Namun dalam Pasal 42 dan 43, pekerja yang terkena PHK hanya mendapatkan uang pesangon sebesar 0,5 atau setengah kali ketentuan Pasal 40 ayat 2.

Dalam hal ini PHK disebabkan terjadi karena pengambilalihan perusahaan yang mengakibatkan terjadinya perubahan syarat kerja, dan pekerja atau buruh tidak bersedia melanjutkan hubungan kerja.

Pada Pasal 43 tertulis, pengusaha dapat melakukan Pemutusan Hubungan Kerja terhadap Pekerja/Buruh karena alasan Perusahaan melakukan efisiensi yang disebabkan Perusahaan mengalami kerugian maka Pekerja/ Buruh berhak atas: a. uang pesangon sebesar 0,5 (nol koma lima) kali ketentuan Pasal 40 ayat (2); b. uang penghargaan masa kerja sebesar 1 (satu) kali ketentuan Pasal 40 ayat (3); dan c. uang penggantian hak sesuai ketentuan Pasal 40 ayat (4).
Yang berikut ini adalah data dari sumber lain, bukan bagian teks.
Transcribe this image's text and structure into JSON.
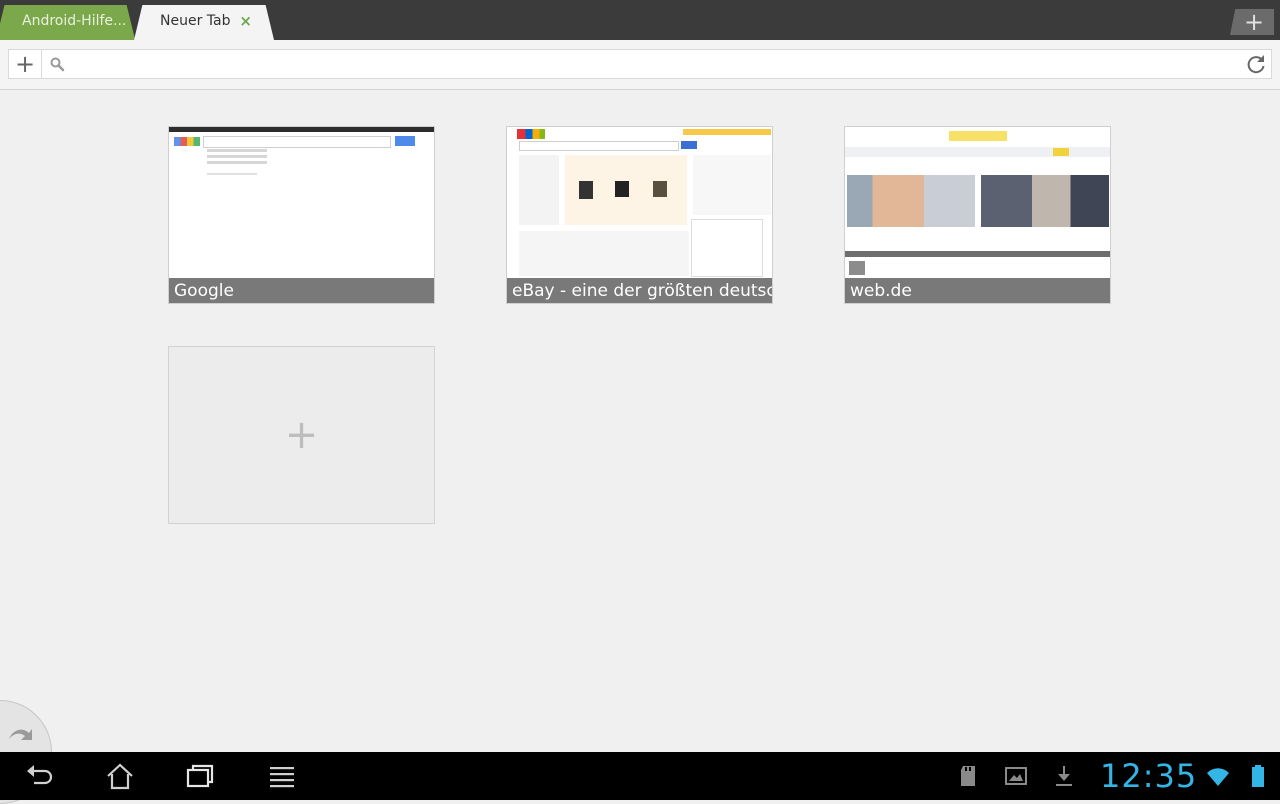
{
  "tabs": [
    {
      "label": "Android-Hilfe...",
      "active": false
    },
    {
      "label": "Neuer Tab",
      "active": true
    }
  ],
  "tab_close_symbol": "×",
  "new_tab_symbol": "+",
  "urlbar": {
    "add_symbol": "+",
    "value": "",
    "placeholder": ""
  },
  "thumbnails": [
    {
      "title": "Google"
    },
    {
      "title": "eBay - eine der größten deutsch..."
    },
    {
      "title": "web.de"
    }
  ],
  "add_tile_symbol": "+",
  "statusbar": {
    "time": "12:35"
  },
  "colors": {
    "accent": "#33b5e5",
    "active_tab_green": "#7aa84a",
    "caption_bg": "#6e6e6e"
  },
  "icons": [
    "search-icon",
    "reload-icon",
    "back-icon",
    "home-icon",
    "recent-apps-icon",
    "menu-icon",
    "sd-card-icon",
    "screenshot-icon",
    "download-icon",
    "wifi-icon",
    "battery-icon",
    "pie-control-icon"
  ]
}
Hal yang sama juga akan dialami korban PHK dengan alasan perusahaan tutup karena mengalami kerugian secara terus-menerus selama dua tahun, atau mengalami kerugian tidak secara terus menerus selama dua tahun. Begitu pula PHK yang disebabkan perusahaan tutup karena keadaan terpaksa (force majeure), pailit, serta perusahaan dalam keadaan penundaan kewajiban pembayaran utang karena mengalami kerugian.

Kondisi agar Korban PHK Dapat Uang Pesangon Penuh

Kendati demikian, juga ada alasan PHK yang membuat para pekerja bisa mendapatkan uang pesangon secara penuh seperti yang telah ditentukan pada Pasal 40.
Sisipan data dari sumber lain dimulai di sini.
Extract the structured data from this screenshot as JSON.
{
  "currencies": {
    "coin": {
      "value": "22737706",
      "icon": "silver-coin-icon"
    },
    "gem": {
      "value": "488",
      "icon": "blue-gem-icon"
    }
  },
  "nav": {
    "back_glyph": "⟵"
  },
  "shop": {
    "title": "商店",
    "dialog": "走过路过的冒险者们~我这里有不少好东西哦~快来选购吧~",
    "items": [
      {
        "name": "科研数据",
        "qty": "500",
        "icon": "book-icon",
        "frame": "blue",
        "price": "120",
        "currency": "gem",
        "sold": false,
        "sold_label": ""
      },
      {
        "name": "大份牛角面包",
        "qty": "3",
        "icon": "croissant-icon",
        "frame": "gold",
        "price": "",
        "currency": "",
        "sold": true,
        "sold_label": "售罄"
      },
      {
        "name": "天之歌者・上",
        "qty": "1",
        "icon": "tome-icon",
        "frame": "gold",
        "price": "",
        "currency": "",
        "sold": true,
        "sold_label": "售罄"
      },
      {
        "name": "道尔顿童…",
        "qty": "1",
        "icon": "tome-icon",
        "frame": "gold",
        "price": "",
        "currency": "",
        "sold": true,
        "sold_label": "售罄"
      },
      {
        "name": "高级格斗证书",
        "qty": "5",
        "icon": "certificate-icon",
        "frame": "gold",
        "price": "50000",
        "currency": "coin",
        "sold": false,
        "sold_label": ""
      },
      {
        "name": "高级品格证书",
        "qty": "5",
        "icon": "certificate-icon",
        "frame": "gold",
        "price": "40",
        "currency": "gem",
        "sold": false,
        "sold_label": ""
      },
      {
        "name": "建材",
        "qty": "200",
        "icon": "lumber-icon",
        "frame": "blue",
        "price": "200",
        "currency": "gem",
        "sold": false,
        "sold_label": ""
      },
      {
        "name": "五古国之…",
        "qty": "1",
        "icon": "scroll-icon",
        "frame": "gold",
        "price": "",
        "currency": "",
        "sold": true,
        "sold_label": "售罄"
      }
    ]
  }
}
Pada Pasal 41, misalnya, PHK disebabkan perusahaan melakukan penggabungan, peleburan, atau pemisahan perusahaan dan pekerja atau buruh tidak bersedia melanjutkan hubungan kerja atau pengusaha tidak bersedia menerima pekerja atau buruh tersebut. Dalam hal ini antara lain yang berhak diterima oleh pekerja adalah uang pesangon sebesar satu kali ketentuan Pasal 40 tersebut.

Pasal 42, korban PHK karena alasan pengambilalihan perusahaan juga berhak atas hak yang sama. Begitu pula dengan PHK disebabkan perusahaan tutup bukan karena mengalami kerugian.